WHAT IS SCADA?

The SCADA acronym stands for Supervisory Control and Data Acquisition.
When considering this term, you can conjure varying images and you should.
A SCADA system is a collection of both software and hardware components that allow supervision and control of plants, both locally and remotely.
The SCADA also examines, collects, and processes data in real time.
Human Machine Interface (HMI) software facilitates interaction with field devices such as pumps, valves, motors, sensors, etc.
Also within the SCADA software is the ability to log data for historical purposes.
The structural design of a standard SCADA system starts with Remote Terminal Units (RTUs) and/or Programmable Logic Controllers (PLCs).
As you know, RTUs and PLCs are microprocessors that communicate and interact with field devices such as valves, pumps, and HMIs.
That communication data is routed from the processors to the SCADA computers, where the software interprets and displays the data allowing for operators to analyze and react to system events.
Before SCADA, plant personnel had to monitor and control industrial processes via selector switches, push buttons, and dials for analog signals.
This meant that plants had to maintain personnel on site, during production, in order to control the processes.
As manufacturing grew and sites became more remote in nature, relays and timers were used to assist in the supervision and control of processes. With these devices employed, fewer plant personnel were required to be on site in order to oversee and control operations.
While relays and timers did provide some level of automation, the panels required for these devices took up valuable real estate, troubleshooting was a nightmare, and reconfiguring was difficult at best.
These issues, in conjunction with the need to grow even larger industrial plants, helped to facilitate the birth of automation.
SCADA Historical Review
– The 1950s
As you may know from the previous articles, controlling industrial plants via processors became a reality in the 1950s.
Gas and oil, utilities, and manufacturing were major users of these new technologies and supervisory control.
– The 1960s
About a decade later, telemetry came on the scene to offer even more remote capabilities with automated communication and data transmission to remote monitoring locations.
– The 1970s
Another decade later the term SCADA was used to describe systems with PLCs and microprocessors that were being used for the monitoring and control of automated processes on an even greater scale than ever before. SCADA, back then, was anything but practical.
They were colossal machines, mainframes really, and since networking was not yet in the picture, they were stand-alone units.
– The 1990s
In the next couple of decades, the ’80s and 90s, with computer systems getting smaller, the advent of Local Area Networking (LAN), and HMI software, SCADA systems were able to connect to related systems.
Unfortunately, though, the communications were typically proprietary which meant that connections outside of the particular vendor of the SCADA system were not allowed.
This early SCADA was coined “distributed SCADA systems”.
– The 1990s and 2000s
Later in the ’90s and 2000s, SCADA began to implement open system architectures with communication protocols that were not vendor specific.

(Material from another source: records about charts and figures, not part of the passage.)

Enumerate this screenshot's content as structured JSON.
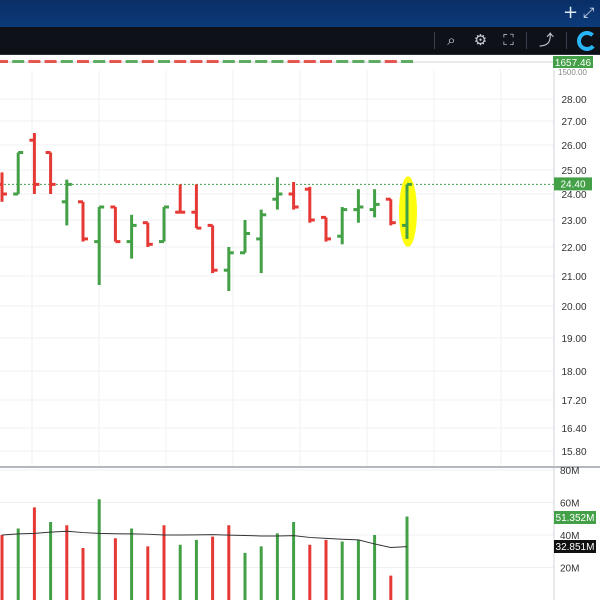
{
  "window": {
    "controls": {
      "add_icon": "plus-icon",
      "expand_icon": "expand-icon"
    }
  },
  "toolbar": {
    "tools": [
      {
        "name": "search-zoom-icon",
        "glyph": "⌕"
      },
      {
        "name": "gear-icon",
        "glyph": "⚙"
      },
      {
        "name": "fullscreen-icon",
        "glyph": "⛶"
      },
      {
        "name": "share-icon",
        "glyph": "⤴"
      }
    ],
    "logo_icon": "brand-logo-icon"
  },
  "indicator_strip": {
    "value_label": "1657.46",
    "partial_label": "1500.00"
  },
  "price_pane": {
    "current_price_label": "24.40",
    "current_price": 24.4
  },
  "volume_pane": {
    "last_volume_label": "51.352M",
    "average_volume_label": "32.851M"
  },
  "colors": {
    "up": "#43a047",
    "down": "#e53935",
    "highlight": "#ffff00",
    "price_line": "#43a047",
    "avg_line": "#333333"
  },
  "chart_data": [
    {
      "type": "ohlc-bar",
      "y_ticks": [
        "28.00",
        "27.00",
        "26.00",
        "25.00",
        "24.00",
        "23.00",
        "22.00",
        "21.00",
        "20.00",
        "19.00",
        "18.00",
        "17.20",
        "16.40",
        "15.80"
      ],
      "bars": [
        {
          "o": 24.4,
          "h": 24.9,
          "l": 23.7,
          "c": 24.0,
          "dir": "down"
        },
        {
          "o": 24.0,
          "h": 25.7,
          "l": 24.0,
          "c": 25.7,
          "dir": "up"
        },
        {
          "o": 26.2,
          "h": 26.5,
          "l": 24.0,
          "c": 24.4,
          "dir": "down"
        },
        {
          "o": 25.7,
          "h": 25.7,
          "l": 24.0,
          "c": 24.4,
          "dir": "down"
        },
        {
          "o": 23.7,
          "h": 24.6,
          "l": 22.8,
          "c": 24.4,
          "dir": "up"
        },
        {
          "o": 23.7,
          "h": 23.7,
          "l": 22.2,
          "c": 22.3,
          "dir": "down"
        },
        {
          "o": 22.2,
          "h": 23.5,
          "l": 20.7,
          "c": 23.5,
          "dir": "up"
        },
        {
          "o": 23.5,
          "h": 23.5,
          "l": 22.2,
          "c": 22.2,
          "dir": "down"
        },
        {
          "o": 22.2,
          "h": 23.2,
          "l": 21.6,
          "c": 22.8,
          "dir": "up"
        },
        {
          "o": 22.9,
          "h": 22.9,
          "l": 22.0,
          "c": 22.1,
          "dir": "down"
        },
        {
          "o": 22.2,
          "h": 23.5,
          "l": 22.2,
          "c": 23.5,
          "dir": "up"
        },
        {
          "o": 23.3,
          "h": 24.4,
          "l": 23.3,
          "c": 23.3,
          "dir": "down"
        },
        {
          "o": 23.3,
          "h": 24.4,
          "l": 22.7,
          "c": 22.7,
          "dir": "down"
        },
        {
          "o": 22.8,
          "h": 22.8,
          "l": 21.1,
          "c": 21.2,
          "dir": "down"
        },
        {
          "o": 21.2,
          "h": 22.0,
          "l": 20.5,
          "c": 21.8,
          "dir": "up"
        },
        {
          "o": 21.8,
          "h": 23.0,
          "l": 21.8,
          "c": 22.5,
          "dir": "up"
        },
        {
          "o": 22.3,
          "h": 23.4,
          "l": 21.1,
          "c": 23.2,
          "dir": "up"
        },
        {
          "o": 23.8,
          "h": 24.7,
          "l": 23.4,
          "c": 24.0,
          "dir": "up"
        },
        {
          "o": 24.0,
          "h": 24.5,
          "l": 23.4,
          "c": 23.5,
          "dir": "down"
        },
        {
          "o": 24.2,
          "h": 24.3,
          "l": 22.9,
          "c": 23.0,
          "dir": "down"
        },
        {
          "o": 23.1,
          "h": 23.1,
          "l": 22.2,
          "c": 22.3,
          "dir": "down"
        },
        {
          "o": 22.4,
          "h": 23.5,
          "l": 22.1,
          "c": 23.4,
          "dir": "up"
        },
        {
          "o": 23.4,
          "h": 24.2,
          "l": 22.9,
          "c": 23.5,
          "dir": "up"
        },
        {
          "o": 23.4,
          "h": 24.2,
          "l": 23.1,
          "c": 23.6,
          "dir": "up"
        },
        {
          "o": 23.8,
          "h": 23.8,
          "l": 22.8,
          "c": 22.9,
          "dir": "down"
        },
        {
          "o": 22.8,
          "h": 24.4,
          "l": 22.3,
          "c": 24.4,
          "dir": "up"
        }
      ],
      "highlighted_index": 25
    },
    {
      "type": "bar",
      "y_ticks": [
        "80M",
        "60M",
        "40M",
        "20M"
      ],
      "ylim": [
        0,
        80
      ],
      "values": [
        40,
        44,
        57,
        48,
        46,
        32,
        62,
        38,
        44,
        33,
        46,
        34,
        37,
        39,
        46,
        29,
        33,
        41,
        48,
        34,
        37,
        36,
        37,
        40,
        15,
        51.352
      ],
      "dirs": [
        "down",
        "up",
        "down",
        "up",
        "down",
        "down",
        "up",
        "down",
        "up",
        "down",
        "down",
        "up",
        "up",
        "down",
        "down",
        "up",
        "up",
        "up",
        "up",
        "down",
        "down",
        "up",
        "up",
        "up",
        "down",
        "up"
      ],
      "moving_average": [
        40,
        40.7,
        41,
        41.8,
        42.3,
        41.5,
        41,
        40.8,
        40.7,
        40.5,
        40,
        40,
        40.1,
        40.2,
        39.9,
        39.7,
        39.4,
        39.4,
        39.6,
        38.5,
        37.9,
        37.4,
        37.0,
        34.5,
        32.3,
        32.851
      ]
    }
  ]
}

As you can imagine, this opened up SCADA’s ability to connect with varying vendors. This newer, more improved SCADA was then called a networked SCADA system.
Newer and improved SCADA, unfortunately, didn’t last long.

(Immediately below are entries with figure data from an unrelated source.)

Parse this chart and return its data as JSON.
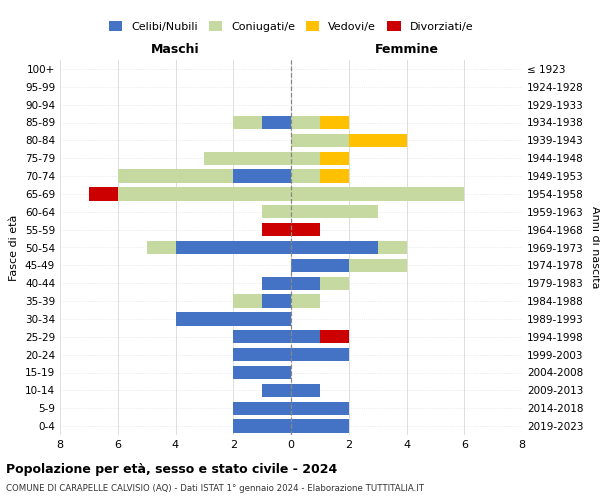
{
  "age_groups": [
    "0-4",
    "5-9",
    "10-14",
    "15-19",
    "20-24",
    "25-29",
    "30-34",
    "35-39",
    "40-44",
    "45-49",
    "50-54",
    "55-59",
    "60-64",
    "65-69",
    "70-74",
    "75-79",
    "80-84",
    "85-89",
    "90-94",
    "95-99",
    "100+"
  ],
  "birth_years": [
    "2019-2023",
    "2014-2018",
    "2009-2013",
    "2004-2008",
    "1999-2003",
    "1994-1998",
    "1989-1993",
    "1984-1988",
    "1979-1983",
    "1974-1978",
    "1969-1973",
    "1964-1968",
    "1959-1963",
    "1954-1958",
    "1949-1953",
    "1944-1948",
    "1939-1943",
    "1934-1938",
    "1929-1933",
    "1924-1928",
    "≤ 1923"
  ],
  "colors": {
    "celibi": "#4472c4",
    "coniugati": "#c5d9a0",
    "vedovi": "#ffc000",
    "divorziati": "#cc0000"
  },
  "males": {
    "celibi": [
      2,
      2,
      1,
      2,
      2,
      2,
      4,
      1,
      1,
      0,
      4,
      0,
      0,
      0,
      2,
      0,
      0,
      1,
      0,
      0,
      0
    ],
    "coniugati": [
      0,
      0,
      0,
      0,
      0,
      0,
      0,
      1,
      0,
      0,
      1,
      0,
      1,
      6,
      4,
      3,
      0,
      1,
      0,
      0,
      0
    ],
    "vedovi": [
      0,
      0,
      0,
      0,
      0,
      0,
      0,
      0,
      0,
      0,
      0,
      0,
      0,
      0,
      0,
      0,
      0,
      0,
      0,
      0,
      0
    ],
    "divorziati": [
      0,
      0,
      0,
      0,
      0,
      0,
      0,
      0,
      0,
      0,
      0,
      1,
      0,
      1,
      0,
      0,
      0,
      0,
      0,
      0,
      0
    ]
  },
  "females": {
    "celibi": [
      2,
      2,
      1,
      0,
      2,
      1,
      0,
      0,
      1,
      2,
      3,
      0,
      0,
      0,
      0,
      0,
      0,
      0,
      0,
      0,
      0
    ],
    "coniugati": [
      0,
      0,
      0,
      0,
      0,
      0,
      0,
      1,
      1,
      2,
      1,
      0,
      3,
      6,
      1,
      1,
      2,
      1,
      0,
      0,
      0
    ],
    "vedovi": [
      0,
      0,
      0,
      0,
      0,
      0,
      0,
      0,
      0,
      0,
      0,
      0,
      0,
      0,
      1,
      1,
      2,
      1,
      0,
      0,
      0
    ],
    "divorziati": [
      0,
      0,
      0,
      0,
      0,
      1,
      0,
      0,
      0,
      0,
      0,
      1,
      0,
      0,
      0,
      0,
      0,
      0,
      0,
      0,
      0
    ]
  },
  "xlim": 8,
  "title": "Popolazione per età, sesso e stato civile - 2024",
  "subtitle": "COMUNE DI CARAPELLE CALVISIO (AQ) - Dati ISTAT 1° gennaio 2024 - Elaborazione TUTTITALIA.IT",
  "ylabel_left": "Fasce di età",
  "ylabel_right": "Anni di nascita",
  "xlabel_males": "Maschi",
  "xlabel_females": "Femmine",
  "legend_labels": [
    "Celibi/Nubili",
    "Coniugati/e",
    "Vedovi/e",
    "Divorziati/e"
  ],
  "background_color": "#ffffff",
  "grid_color": "#dddddd"
}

With computer technology growing rapidly, IT development quickly gathered steam.
The default database for IT became Structured Query Language (SQL) databases.
SCADA developers didn’t implement these standard databases so SCADA became out of date rather quickly when other technologies so rapidly changed.
Today
Current day SCADA systems have adapted to the changing technologies and have a great advantage over the older SCADA systems.
With the adoption of modern IT standards such as SQL and web-based applications, today’s SCADA allows for real-time plant information to be accessed from anywhere around the world.
Having this data at the operator’s fingertips facilitates improved plant operations allowing for responses to SCADA system queues based on field collected data and system analysis.
These operator interactions can be from a computer right on the plant floor to an office building in some other region in the world.
Advancing technologies have indeed made the world seem like a very small place, relatively speaking. And because the current SCADA system software has typically adopted the SQL database model, historical collection of data may be logged and used in trending applications to further improve plant processes as well as creating mandated record keeping for some of the industries out there.
Essentially, SCADA is a collection of hardware and software components. This collection of components begins with real-time data collected from plant floor devices such as pumps, valves, and transmitters.
These components don’t have to be from a particular vendor, they just need to have a communication protocol that the processor can utilize.
Data collected from the field devices is then passed to the processors such as PLCs.
From the processor, the data is distributed to a system of networked devices.
These devices may be HMIs, end-user computers, and servers.
On the HMI and end-user computer, graphical representations of the operations exist for operator interactions such as running pumps and opening valves.
This data may also be analyzed and used to enhance plant production and troubleshoot problems.
Thank you so much for reading, watching and adding your voice to this automation conversation.